Caça de javalis movimenta grupos organizados no sul do Brasil
Legalizada há cinco anos, a prática alimenta o debate sobre o papel da caça na conservação.
Em Santana do Livramento, cidade gaúcha na fronteira com o Uruguai, sou logo avisado: “Aqui se pega javali até no laço!” Estamos em uma espécie de capital brasileira da caça. Nos últimos 20 anos, a região tem sido palco de embates de suínos selvagens com caçadores esportivos e proprietários de terras ansiosos em proteger as plantações e os rebanhos. Entre as espécies invasoras, o javali-europeu (Sus scrofa) está entre as mais danosas.

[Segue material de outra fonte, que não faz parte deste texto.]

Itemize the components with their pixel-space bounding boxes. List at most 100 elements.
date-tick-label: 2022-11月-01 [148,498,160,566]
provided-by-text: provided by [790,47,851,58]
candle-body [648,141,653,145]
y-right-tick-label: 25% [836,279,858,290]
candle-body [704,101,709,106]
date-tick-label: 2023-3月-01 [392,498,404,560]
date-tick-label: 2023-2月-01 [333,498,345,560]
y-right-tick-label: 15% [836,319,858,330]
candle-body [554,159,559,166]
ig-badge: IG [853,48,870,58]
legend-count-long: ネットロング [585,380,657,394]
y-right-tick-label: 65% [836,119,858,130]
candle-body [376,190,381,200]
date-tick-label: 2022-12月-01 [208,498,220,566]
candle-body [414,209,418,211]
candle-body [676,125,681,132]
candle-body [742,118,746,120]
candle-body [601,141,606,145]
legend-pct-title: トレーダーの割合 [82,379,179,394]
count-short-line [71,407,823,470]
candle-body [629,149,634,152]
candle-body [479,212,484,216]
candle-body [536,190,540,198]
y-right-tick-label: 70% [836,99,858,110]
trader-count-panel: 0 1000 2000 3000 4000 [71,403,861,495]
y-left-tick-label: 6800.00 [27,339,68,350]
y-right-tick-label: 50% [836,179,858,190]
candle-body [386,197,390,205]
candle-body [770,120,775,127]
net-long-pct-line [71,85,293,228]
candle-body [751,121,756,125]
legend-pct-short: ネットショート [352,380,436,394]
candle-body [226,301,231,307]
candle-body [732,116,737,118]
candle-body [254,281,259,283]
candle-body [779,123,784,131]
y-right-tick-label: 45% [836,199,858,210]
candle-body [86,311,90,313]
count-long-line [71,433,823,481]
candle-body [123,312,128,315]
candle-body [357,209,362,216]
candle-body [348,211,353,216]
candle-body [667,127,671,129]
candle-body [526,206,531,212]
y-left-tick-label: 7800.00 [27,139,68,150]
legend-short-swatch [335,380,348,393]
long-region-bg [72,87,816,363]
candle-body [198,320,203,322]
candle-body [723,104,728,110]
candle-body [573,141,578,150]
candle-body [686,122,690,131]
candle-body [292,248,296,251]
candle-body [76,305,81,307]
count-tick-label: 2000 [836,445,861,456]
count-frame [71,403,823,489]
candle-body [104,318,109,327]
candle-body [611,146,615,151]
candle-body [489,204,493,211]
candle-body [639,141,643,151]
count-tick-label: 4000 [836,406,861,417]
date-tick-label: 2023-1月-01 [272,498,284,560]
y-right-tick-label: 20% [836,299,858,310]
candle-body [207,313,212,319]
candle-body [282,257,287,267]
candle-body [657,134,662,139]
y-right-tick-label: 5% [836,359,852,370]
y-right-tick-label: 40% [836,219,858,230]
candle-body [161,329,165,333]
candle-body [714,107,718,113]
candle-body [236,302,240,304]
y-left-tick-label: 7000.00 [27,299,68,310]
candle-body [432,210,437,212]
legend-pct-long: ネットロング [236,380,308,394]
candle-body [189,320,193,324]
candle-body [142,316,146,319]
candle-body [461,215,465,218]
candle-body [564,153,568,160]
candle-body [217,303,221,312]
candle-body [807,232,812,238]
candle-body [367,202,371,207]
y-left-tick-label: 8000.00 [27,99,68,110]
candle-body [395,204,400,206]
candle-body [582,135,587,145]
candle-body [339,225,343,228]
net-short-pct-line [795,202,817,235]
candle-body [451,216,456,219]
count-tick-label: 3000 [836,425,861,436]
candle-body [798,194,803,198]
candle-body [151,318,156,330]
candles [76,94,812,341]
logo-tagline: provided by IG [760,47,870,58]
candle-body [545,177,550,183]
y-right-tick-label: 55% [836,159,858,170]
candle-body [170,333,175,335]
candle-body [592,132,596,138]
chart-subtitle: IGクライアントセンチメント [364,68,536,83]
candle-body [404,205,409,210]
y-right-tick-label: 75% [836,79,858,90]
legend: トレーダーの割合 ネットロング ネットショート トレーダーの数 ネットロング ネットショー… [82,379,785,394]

O problema começou no fim dos anos 1980, quando o javali atravessou naturalmente a fronteira. Mais tarde, o governo brasileiro permitiu a produção de carne de javali em cativeiro. Mas, na Serra Gaúcha, esse modelo acabou sendo um fracasso comercial – o resultado foi a soltura dos animais na natureza. Para piorar, contrabandistas liberaram javalis para induzir a caça esportiva. Combinados, esses fatores fizeram dos javalis uma praga. Com uma taxa de reprodução alta, os bichos logo infestaram os campos.
“O homem é o único predador do javali na natureza”, argumenta Marco Delgado, caçador esportivo de Santana do Livramento. Por isso, diante da pressão crescente de danos ambientais e econômicos, o Ibama emitiu, em 2013, uma instrução normativa consentindo o abate da espécie.

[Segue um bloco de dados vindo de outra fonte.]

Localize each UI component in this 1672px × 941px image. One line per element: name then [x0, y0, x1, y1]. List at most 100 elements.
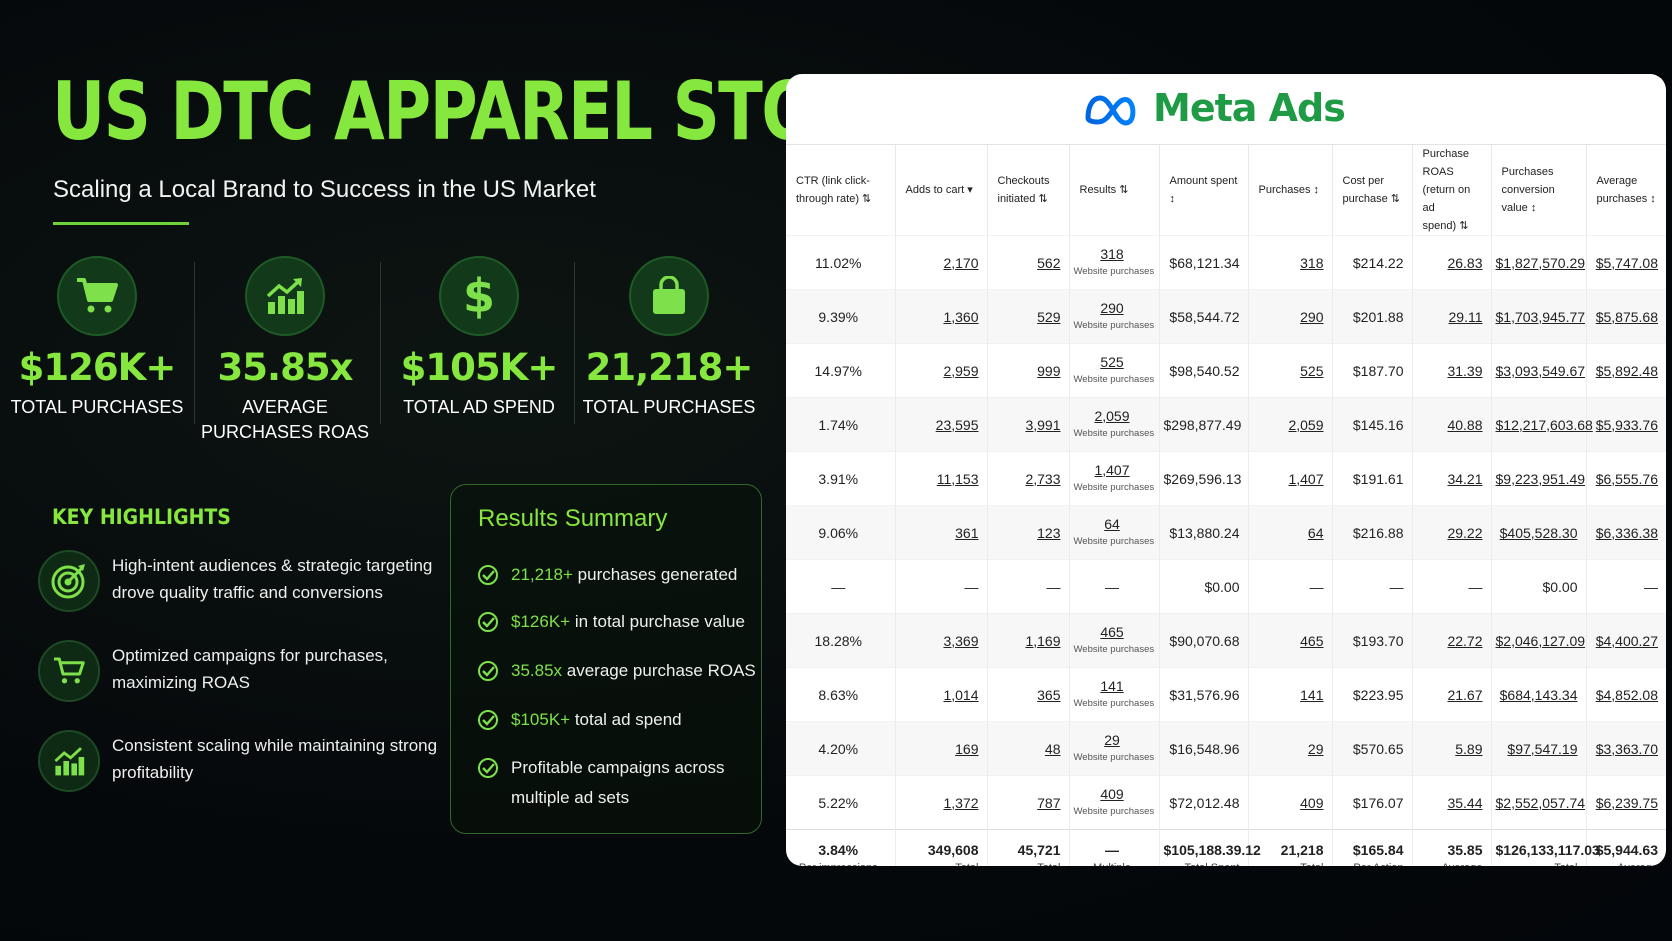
cell-link[interactable]: 290 [1100, 299, 1124, 316]
cell-link[interactable]: 2,733 [1025, 470, 1061, 487]
cell-link[interactable]: 123 [1037, 524, 1061, 541]
cell-link[interactable]: 5.89 [1455, 740, 1483, 757]
cell-link[interactable]: 141 [1100, 677, 1124, 694]
column-header[interactable]: Purchase ROAS (return on ad spend) ⇅ [1412, 144, 1492, 236]
table-cell: 3,991 [987, 397, 1070, 452]
cell-link[interactable]: 169 [955, 740, 979, 757]
cell-link[interactable]: 35.44 [1447, 794, 1483, 811]
cell-link[interactable]: $5,875.68 [1595, 308, 1658, 325]
cell-value: — [1644, 578, 1658, 595]
cell-link[interactable]: 21.67 [1447, 686, 1483, 703]
cell-link[interactable]: 2,059 [1094, 407, 1130, 424]
table-row[interactable]: 14.97% 2,959 999 525 Website purchases $98,54… [786, 343, 1666, 398]
column-header[interactable]: Purchases conversion value ↕ [1491, 144, 1587, 236]
cell-link[interactable]: 1,014 [943, 686, 979, 703]
cell-link[interactable]: 525 [1300, 362, 1324, 379]
cell-link[interactable]: 409 [1300, 794, 1324, 811]
table-row[interactable]: 4.20% 169 48 29 Website purchases $16,548.96 2… [786, 721, 1666, 776]
cell-link[interactable]: 318 [1300, 254, 1324, 271]
cell-link[interactable]: 34.21 [1447, 470, 1483, 487]
table-row[interactable]: 1.74% 23,595 3,991 2,059 Website purchases $2… [786, 397, 1666, 452]
cell-link[interactable]: $5,892.48 [1595, 362, 1658, 379]
column-header[interactable]: Results ⇅ [1069, 144, 1160, 236]
cell-link[interactable]: $5,933.76 [1595, 416, 1658, 433]
cell-link[interactable]: 1,360 [943, 308, 979, 325]
cell-link[interactable]: 11,153 [936, 470, 979, 487]
column-header[interactable]: Amount spent ↕ [1159, 144, 1249, 236]
cell-link[interactable]: 2,170 [943, 254, 979, 271]
cell-link[interactable]: $9,223,951.49 [1495, 470, 1586, 487]
cell-link[interactable]: $4,852.08 [1595, 686, 1658, 703]
cell-link[interactable]: 465 [1100, 623, 1124, 640]
cell-link[interactable]: $405,528.30 [1499, 524, 1578, 541]
table-cell: $216.88 [1332, 505, 1413, 560]
cell-link[interactable]: 3,369 [943, 632, 979, 649]
cell-link[interactable]: $97,547.19 [1507, 740, 1578, 757]
cell-link[interactable]: 409 [1100, 785, 1124, 802]
cell-link[interactable]: 2,959 [943, 362, 979, 379]
cell-link[interactable]: 64 [1307, 524, 1324, 541]
cell-link[interactable]: $3,093,549.67 [1495, 362, 1586, 379]
cell-link[interactable]: 22.72 [1447, 632, 1483, 649]
cell-link[interactable]: 26.83 [1447, 254, 1483, 271]
cell-link[interactable]: $1,703,945.77 [1495, 308, 1586, 325]
cell-link[interactable]: $2,552,057.74 [1495, 794, 1586, 811]
cell-link[interactable]: 3,991 [1025, 416, 1061, 433]
column-header[interactable]: CTR (link click-through rate) ⇅ [786, 144, 896, 236]
table-cell: $2,046,127.09 [1491, 613, 1587, 668]
cell-link[interactable]: $2,046,127.09 [1495, 632, 1586, 649]
cell-link[interactable]: 999 [1037, 362, 1061, 379]
table-row[interactable]: 18.28% 3,369 1,169 465 Website purchases $90,… [786, 613, 1666, 668]
column-header[interactable]: Adds to cart ▾ [895, 144, 988, 236]
cell-link[interactable]: 1,372 [943, 794, 979, 811]
table-row[interactable]: 8.63% 1,014 365 141 Website purchases $31,576… [786, 667, 1666, 722]
column-header[interactable]: Cost per purchase ⇅ [1332, 144, 1413, 236]
stat-divider [380, 262, 381, 424]
cell-link[interactable]: 787 [1037, 794, 1061, 811]
cell-link[interactable]: 29 [1104, 731, 1120, 748]
cell-link[interactable]: $4,400.27 [1595, 632, 1658, 649]
cell-link[interactable]: $684,143.34 [1499, 686, 1578, 703]
table-row[interactable]: 3.91% 11,153 2,733 1,407 Website purchases $2… [786, 451, 1666, 506]
cell-link[interactable]: 1,407 [1094, 461, 1130, 478]
total-label: Total [900, 860, 978, 866]
cell-link[interactable]: 525 [1100, 353, 1124, 370]
column-header[interactable]: Checkouts initiated ⇅ [987, 144, 1070, 236]
cell-link[interactable]: $3,363.70 [1595, 740, 1658, 757]
column-header[interactable]: Purchases ↕ [1248, 144, 1333, 236]
table-cell: 1,407 Website purchases [1069, 451, 1160, 506]
table-row[interactable]: 11.02% 2,170 562 318 Website purchases $68,12… [786, 235, 1666, 290]
cell-link[interactable]: 141 [1300, 686, 1324, 703]
cell-link[interactable]: 29.11 [1448, 308, 1483, 325]
cell-link[interactable]: $12,217,603.68 [1495, 416, 1593, 433]
cell-link[interactable]: 290 [1300, 308, 1324, 325]
cell-link[interactable]: 562 [1037, 254, 1061, 271]
cell-link[interactable]: 529 [1037, 308, 1061, 325]
cell-link[interactable]: 23,595 [935, 416, 979, 433]
cell-link[interactable]: 1,169 [1025, 632, 1061, 649]
cell-link[interactable]: 361 [955, 524, 979, 541]
cell-value: 5.22% [818, 794, 859, 811]
cell-link[interactable]: 1,407 [1288, 470, 1324, 487]
table-row[interactable]: — — — — $0.00 — — — $0.00 — [786, 559, 1666, 614]
cell-link[interactable]: 64 [1104, 515, 1120, 532]
cell-link[interactable]: $6,555.76 [1595, 470, 1658, 487]
totals-row: 3.84% Per impressions 349,608 Total 45,721 To… [786, 829, 1666, 866]
table-row[interactable]: 9.06% 361 123 64 Website purchases $13,880.24… [786, 505, 1666, 560]
table-row[interactable]: 5.22% 1,372 787 409 Website purchases $72,012… [786, 775, 1666, 830]
cell-link[interactable]: 2,059 [1288, 416, 1324, 433]
cell-link[interactable]: 465 [1300, 632, 1324, 649]
cell-link[interactable]: 31.39 [1447, 362, 1483, 379]
cell-link[interactable]: 29.22 [1447, 524, 1483, 541]
cell-link[interactable]: 365 [1037, 686, 1061, 703]
cell-link[interactable]: $6,239.75 [1595, 794, 1658, 811]
column-header[interactable]: Average purchases ↕ [1586, 144, 1666, 236]
cell-link[interactable]: 40.88 [1447, 416, 1483, 433]
cell-link[interactable]: 318 [1100, 245, 1124, 262]
cell-link[interactable]: 29 [1307, 740, 1324, 757]
cell-link[interactable]: 48 [1044, 740, 1061, 757]
cell-link[interactable]: $5,747.08 [1595, 254, 1658, 271]
table-row[interactable]: 9.39% 1,360 529 290 Website purchases $58,544… [786, 289, 1666, 344]
cell-link[interactable]: $6,336.38 [1595, 524, 1658, 541]
cell-link[interactable]: $1,827,570.29 [1495, 254, 1586, 271]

Sob o vento frio da madrugada gaúcha, eu me uno a Delgado e aos seus colegas rumo a uma fazenda na fronteira com o Uruguai. A matilha balança na caçamba da caminhonete, cada cão vestindo um colete contra as presas afiadas dos javalis e uma coleira de rastreamento. O grupo pratica o “estilo uruguaio”, que utiliza cachorros para perseguição e imobilização do javali e apenas uma faca para o abate. O golpe tem que ser certeiro, no coração. Há outros estilos de caça, sem cães, como a busca noturna com farol e a caça de espera. Na primeira, percorrem-se áreas de campo à noite com o auxílio de iluminação artificial para visualizar os javalis, abatidos com tiros a distância. Na caça de espera, utiliza-se uma estrutura elevada coberta, de onde se aguarda a vinda do javali, atraído pela ceva de milho. O uso de cães é muitas vezes questionado devido à violência do embate com os javalis.

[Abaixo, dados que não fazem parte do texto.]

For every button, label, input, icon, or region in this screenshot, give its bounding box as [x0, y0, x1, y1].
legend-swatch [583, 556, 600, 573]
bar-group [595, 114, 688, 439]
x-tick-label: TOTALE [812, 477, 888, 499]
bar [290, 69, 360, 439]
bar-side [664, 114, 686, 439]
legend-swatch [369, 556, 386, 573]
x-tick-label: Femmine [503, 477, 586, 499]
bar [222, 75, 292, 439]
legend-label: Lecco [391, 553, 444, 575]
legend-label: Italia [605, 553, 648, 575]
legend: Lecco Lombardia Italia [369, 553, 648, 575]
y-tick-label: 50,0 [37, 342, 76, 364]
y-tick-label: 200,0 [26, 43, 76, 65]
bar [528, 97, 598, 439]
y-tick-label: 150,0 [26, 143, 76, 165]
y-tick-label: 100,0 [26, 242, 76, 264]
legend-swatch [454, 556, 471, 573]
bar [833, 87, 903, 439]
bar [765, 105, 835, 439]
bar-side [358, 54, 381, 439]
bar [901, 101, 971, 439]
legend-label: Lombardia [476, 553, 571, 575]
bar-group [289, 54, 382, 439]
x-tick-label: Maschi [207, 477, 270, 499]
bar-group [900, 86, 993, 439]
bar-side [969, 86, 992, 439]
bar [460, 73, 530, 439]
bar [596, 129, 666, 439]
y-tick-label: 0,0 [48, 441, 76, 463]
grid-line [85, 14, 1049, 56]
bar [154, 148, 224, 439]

O dia ainda nem raiou quando os cães enfim são libertos. Descemos por uma encosta e nos embrenhamos no mato denso e espinhoso. Marco, com ajuda do GPS, mantém o controle de seus cães, guiando-os com diferentes chamados. Eles finalmente localizam, excitados, o rastro de um enorme javali, que, acuado, rompe a linha dos cães e passa perto dos caçadores, sumindo de novo no mato. Os cães ficam exaustos depois de seguir e lutar com o animal selvagem, que ainda assim escapa. O dia terminaria sem outra oportunidade igual.
Em Santana do Livramento, vigora a orientação para produtores e caçadores legalizados da adoção de procedimentos mais responsáveis de caça e o uso de gaiolas de captura para o manejo do javali e o reequilíbrio das questões de conservação. “O aumento da população de javalis colocou pressão em espécies de peixes, répteis, aves e mamíferos”, diz Raul Paixão, responsável pela Área de Preservação Ambiental do Ibirapuitã. As aves que fazem o ninho no solo, como a perdiz e a ema, são afetadas, “além de muitos mamíferos, como o tatu-mulita, a lebre e a capivara”, continua Paixão.
O engenheiro florestal é o único agente na vastidão de Ibirapuitã, lembrando a figura de um xerife solitário. Com mais de 3 mil quilômetros quadrados, a APA engloba vastas planícies de gramíneas entremeadas por capões, matas ciliares, afloramentos rochosos e banhados. Nela estão cerca de 1,2 mil propriedades rurais, onde a principal atividade é a pecuária de rebanhos bovinos, ovinos e equinos. O cenário ideal para a proliferação do javali.
Com o apoio do grupo Javali no Pampa, formado por veterinários e biólogos, Paixão difunde o uso das gaiolas para a caça dentro da APA. Os resultados são animadores. Em 2016, dos mais de 900 javalis pegos no Ibirapuitã, cerca de 200 foram nas 11 gaiolas da reserva. Além de efetivo, o método parece ser também o mais ético.
“É preciso controlar a espécie com melhores técnicas e muita ciência”, diz Paixão. Ainda assim, a erradicação total do javali no país é improvável, argumentam os especialistas.